Italians speak it better?!

Quando: venerdì sera

Dove: nota località (anche turistica) sul Garda

Chi: io e startupper

Cosa: incontri ravvicinati del tipo 2.0

Perché: MAI chiedersi perché… #maiunagioia

Era un venerdì sera tiepido e dalle tinte aranciate, il tramonto colorava l’acqua e l’orizzonte mentre il lungolago assumeva, minuto dopo minuto, l’aspetto chiassoso e mondano tipico dei fine settimana.ux-788002_1280

Durante un aperitivo con amici ho avuto l’occasione di scambiare quattro chiacchiere con un ragazzo giovane, preparato, evidentemente intelligente e creativo che, incuriosito dal mio lavoro, ha voluto raccontarmi il suo progetto di startup: effettivamente originale, ben organizzato e promettente.

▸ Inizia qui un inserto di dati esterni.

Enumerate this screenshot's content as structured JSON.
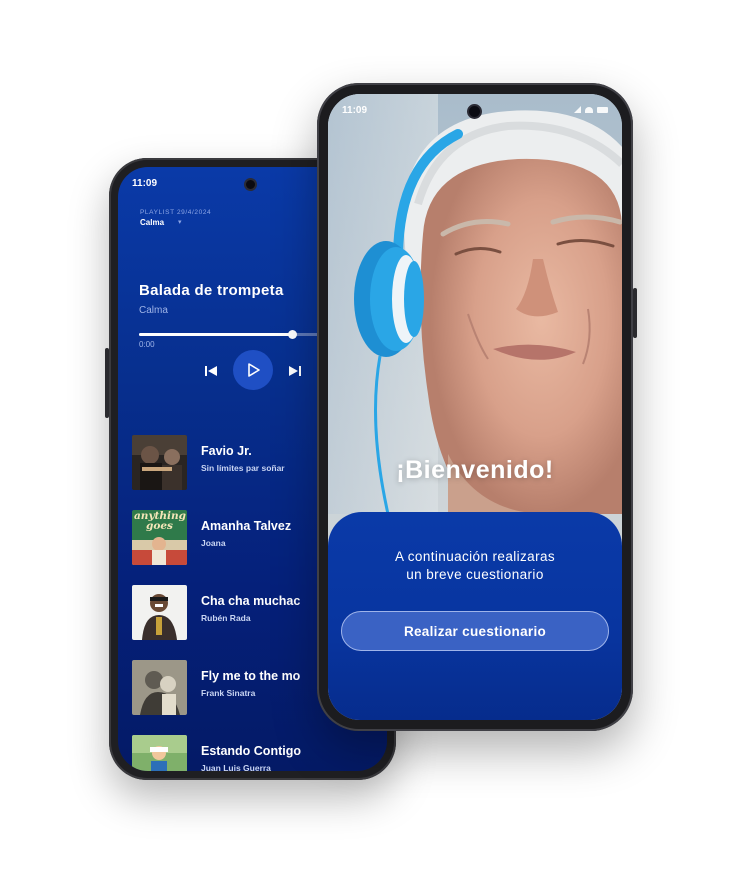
{
  "player_screen": {
    "status_time": "11:09",
    "playlist_label": "PLAYLIST 29/4/2024",
    "playlist_name": "Calma",
    "now_playing": {
      "title": "Balada de trompeta",
      "artist": "Calma",
      "elapsed": "0:00",
      "progress": 0.85
    },
    "controls": [
      "skip-previous-icon",
      "play-icon",
      "skip-next-icon"
    ],
    "tracks": [
      {
        "title": "Favio Jr.",
        "artist": "Sin límites par soñar"
      },
      {
        "title": "Amanha Talvez",
        "artist": "Joana",
        "art_text": "anything goes"
      },
      {
        "title": "Cha cha muchac",
        "artist": "Rubén Rada"
      },
      {
        "title": "Fly me to the mo",
        "artist": "Frank Sinatra"
      },
      {
        "title": "Estando Contigo",
        "artist": "Juan Luis Guerra"
      }
    ]
  },
  "welcome_screen": {
    "status_time": "11:09",
    "title": "¡Bienvenido!",
    "message_line1": "A continuación realizaras",
    "message_line2": "un breve cuestionario",
    "button_label": "Realizar cuestionario"
  },
  "colors": {
    "primary_blue": "#0a3aa8",
    "button_blue": "#3a62c4",
    "headphone_cyan": "#2aa6e6"
  }
}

Ad un certo punto la conversazione ha preso grossomodo questa piega:

“Quindi hai un’agency? Troppo smart! Allora facciamo un filesharing del mio panel così mi briffi la tua vision di positioning e la timeline e dopo mi forwardi il prospect, ok?”

Eh?!

Sono parecchio sicura che l’enorme punto di domanda comparso sulla mia fronte in perfetto stile manga non fosse causato dal mio tasso etilico (ancora del tutto sotto controllo: erano solo le 21!), ma piuttosto da questo linguaggio più variopinto del tramonto sul lago e, a mio avviso, un po’ ridicolo.

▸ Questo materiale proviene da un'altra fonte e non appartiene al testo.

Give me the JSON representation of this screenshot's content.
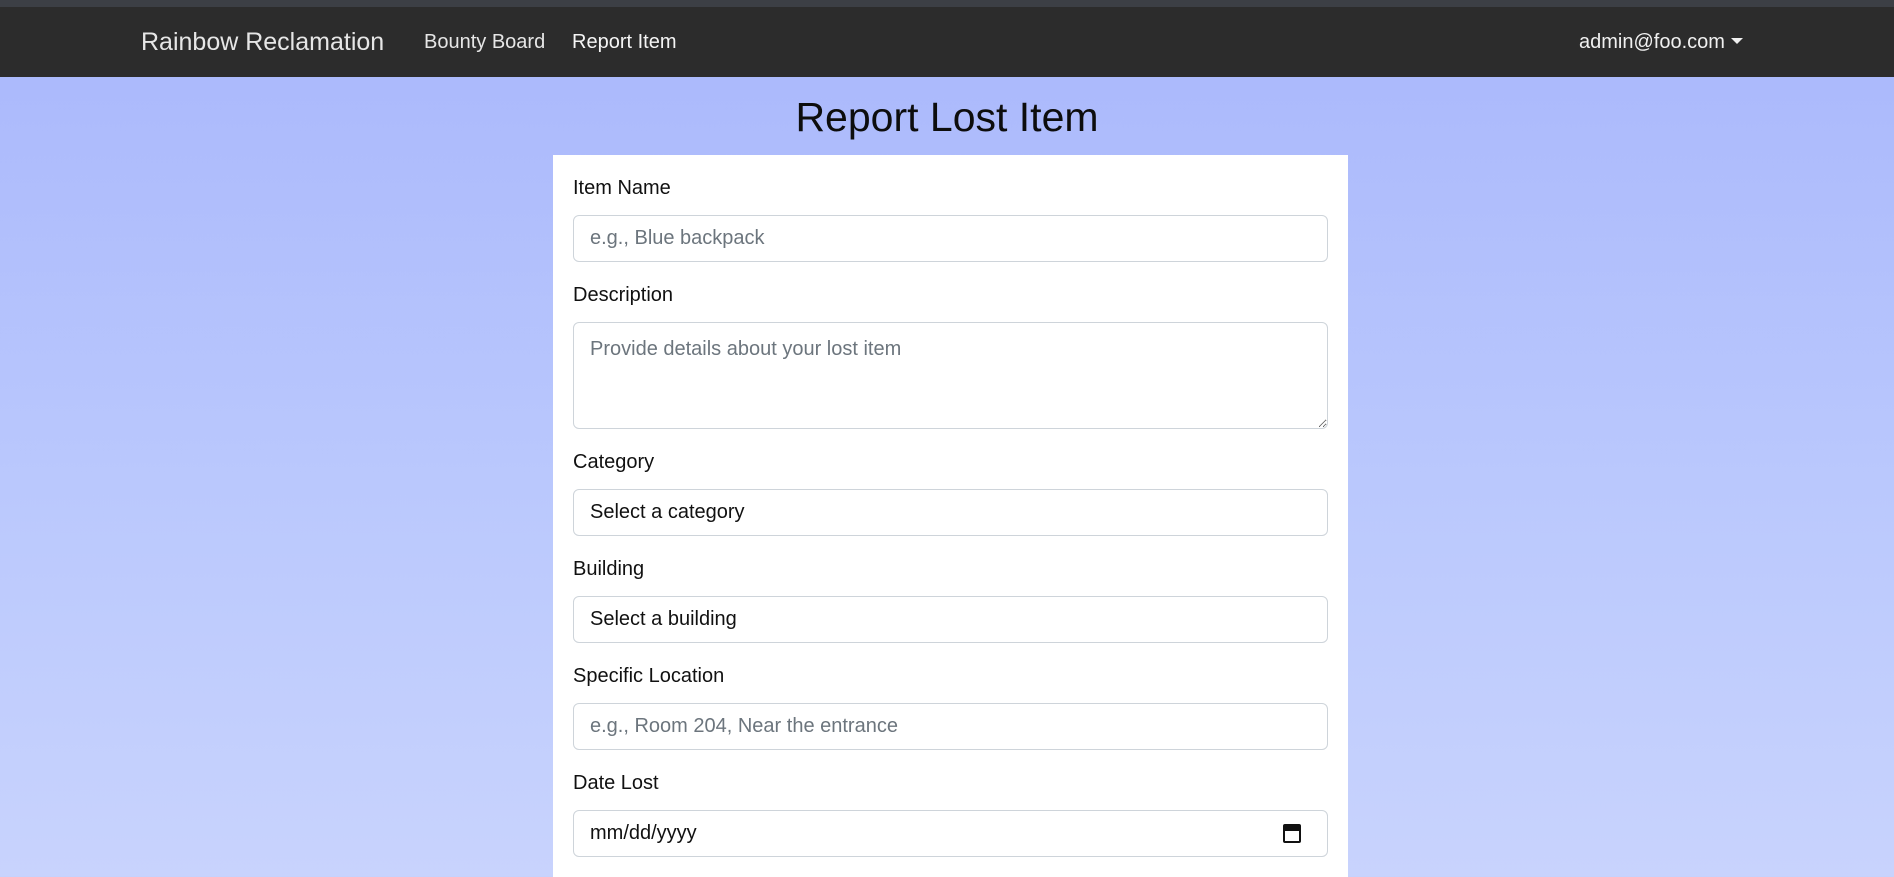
{
  "navbar": {
    "brand": "Rainbow Reclamation",
    "links": [
      "Bounty Board",
      "Report Item"
    ],
    "user": "admin@foo.com"
  },
  "page": {
    "title": "Report Lost Item"
  },
  "form": {
    "item_name_label": "Item Name",
    "item_name_placeholder": "e.g., Blue backpack",
    "description_label": "Description",
    "description_placeholder": "Provide details about your lost item",
    "category_label": "Category",
    "category_value": "Select a category",
    "building_label": "Building",
    "building_value": "Select a building",
    "location_label": "Specific Location",
    "location_placeholder": "e.g., Room 204, Near the entrance",
    "date_label": "Date Lost",
    "date_value": "mm/dd/yyyy",
    "date_icon": "calendar-icon"
  },
  "colors": {
    "navbar_bg": "#2c2c2c",
    "page_bg_top": "#a9b7fc",
    "page_bg_bottom": "#c8d3fd"
  }
}
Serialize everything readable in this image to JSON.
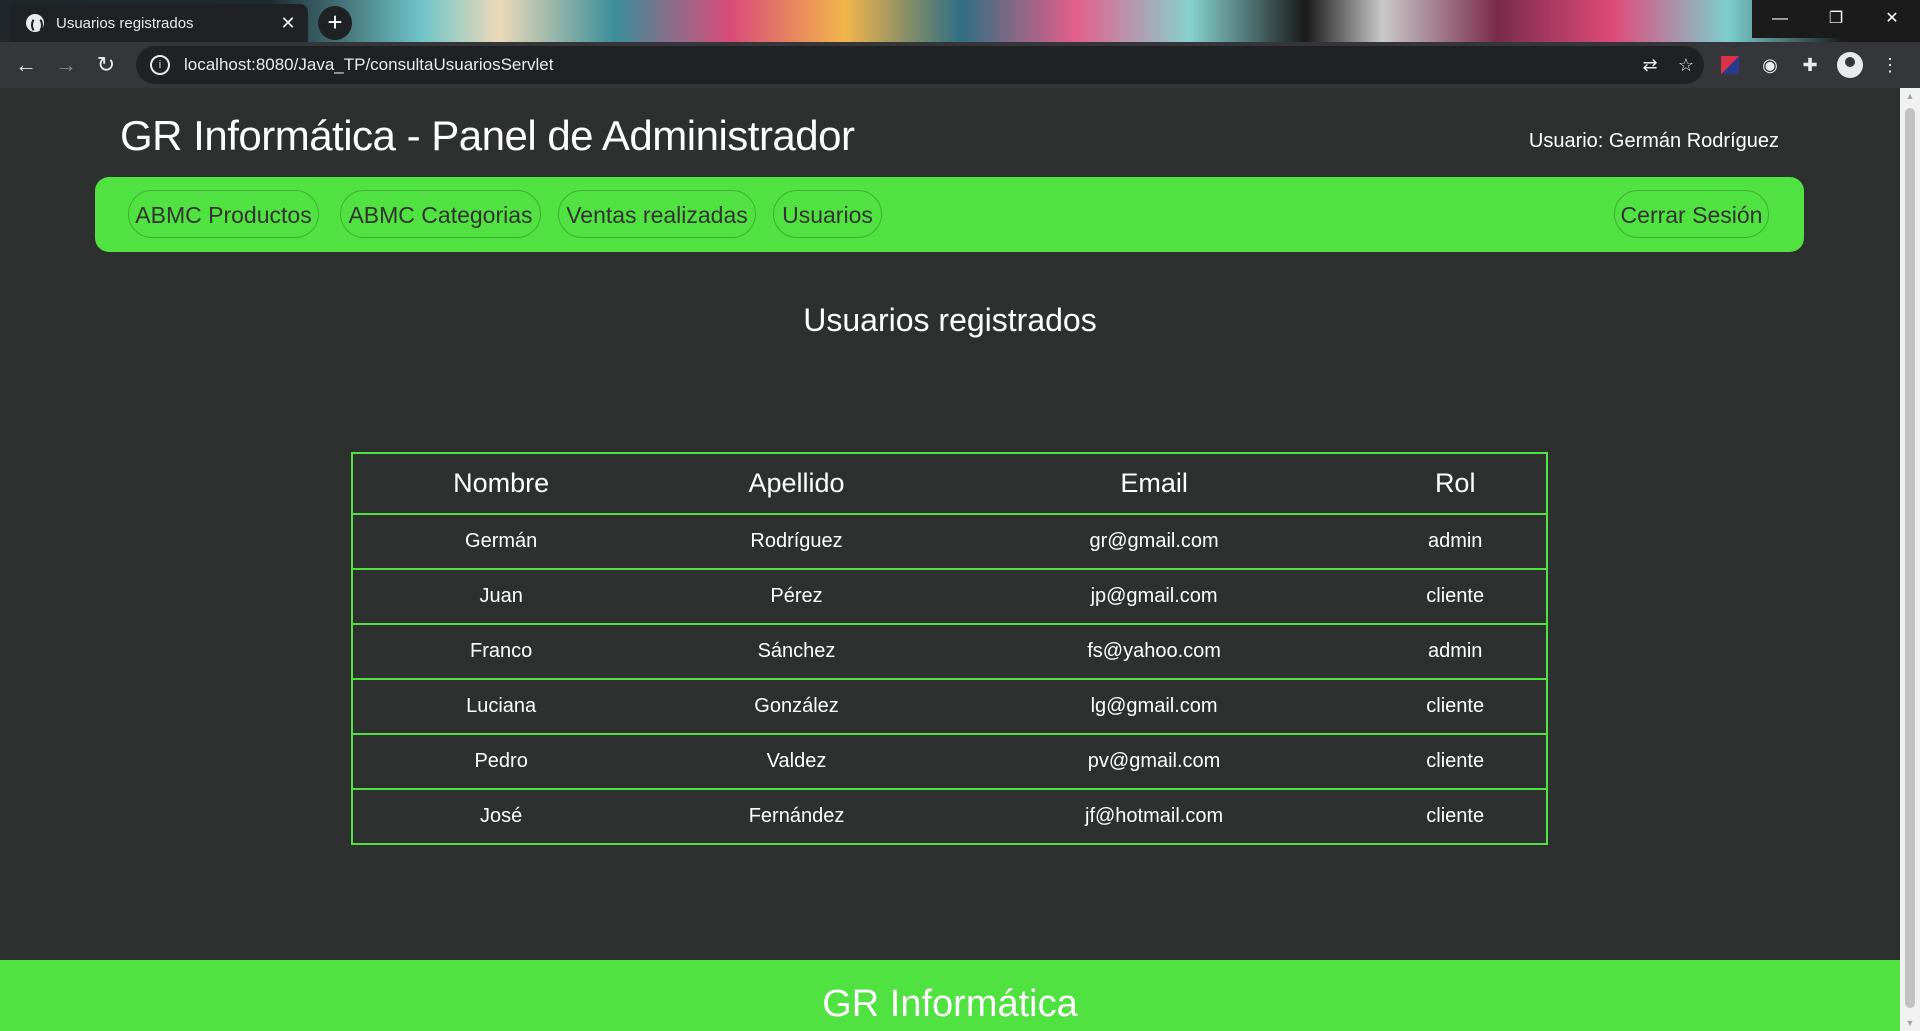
{
  "browser": {
    "tab_title": "Usuarios registrados",
    "tab_close": "✕",
    "new_tab": "+",
    "url": "localhost:8080/Java_TP/consultaUsuariosServlet",
    "window_controls": {
      "minimize": "—",
      "restore": "❐",
      "close": "✕"
    },
    "icons": [
      "back-icon",
      "forward-icon",
      "reload-icon",
      "info-icon",
      "translate-icon",
      "star-icon",
      "extension-icon",
      "puzzle-icon",
      "profile-icon",
      "menu-icon"
    ]
  },
  "header": {
    "title": "GR Informática - Panel de Administrador",
    "user_label": "Usuario: Germán Rodríguez"
  },
  "nav": {
    "items": [
      {
        "label": "ABMC Productos"
      },
      {
        "label": "ABMC Categorias"
      },
      {
        "label": "Ventas realizadas"
      },
      {
        "label": "Usuarios"
      }
    ],
    "logout": "Cerrar Sesión"
  },
  "main": {
    "title": "Usuarios registrados",
    "table": {
      "headers": [
        "Nombre",
        "Apellido",
        "Email",
        "Rol"
      ],
      "rows": [
        [
          "Germán",
          "Rodríguez",
          "gr@gmail.com",
          "admin"
        ],
        [
          "Juan",
          "Pérez",
          "jp@gmail.com",
          "cliente"
        ],
        [
          "Franco",
          "Sánchez",
          "fs@yahoo.com",
          "admin"
        ],
        [
          "Luciana",
          "González",
          "lg@gmail.com",
          "cliente"
        ],
        [
          "Pedro",
          "Valdez",
          "pv@gmail.com",
          "cliente"
        ],
        [
          "José",
          "Fernández",
          "jf@hotmail.com",
          "cliente"
        ]
      ]
    }
  },
  "footer": {
    "title": "GR Informática"
  },
  "colors": {
    "accent": "#4fe240",
    "background": "#2d302e",
    "text": "#ffffff"
  }
}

Non sono una fanatica. Non sono affatto intollerante verso l’utilizzo di vocaboli inglesi, neologismi e altro, che anzi sono parte integrante non solo del mio lavoro, ma di ciò che amo fare. Sono assolutamente convinta che la traduzione forzata (che diversi auspicano e sollecitano) di molti termini stranieri nella lingua dantesca sia invece poco incisiva e, in alcuni casi, anche fuori luogo, soprattutto in determinati contesti sociali e ambiti professionali.

Ben vengano, quindi, i social network, i blog, gli startupper, il marketing e i business model. Un brief non lo nego a nessuno, le chattate serali con le amiche mi divertono, un selfie ogni tanto me lo sono anche fatto (qui però già siamo praticamente al – mio – limite massimo!). Per quanto mi faccia davvero piacere essere definita smart, non avverto però alcun bisogno o desiderio di essere skillata, nextata (sì, esiste anche questa, giuro!) o forwardata…o almeno non tutto insieme in una sola frase!

Nei prossimi giorni dovrei ricevere (chiaramente con Dropbox!) il pitch di questo startupper in gamba (dico sul serio!)…staremo a vedere quali saranno gli step previsti dal suo business plan e se le mie reference e le mie skills potranno essere utili al suo team.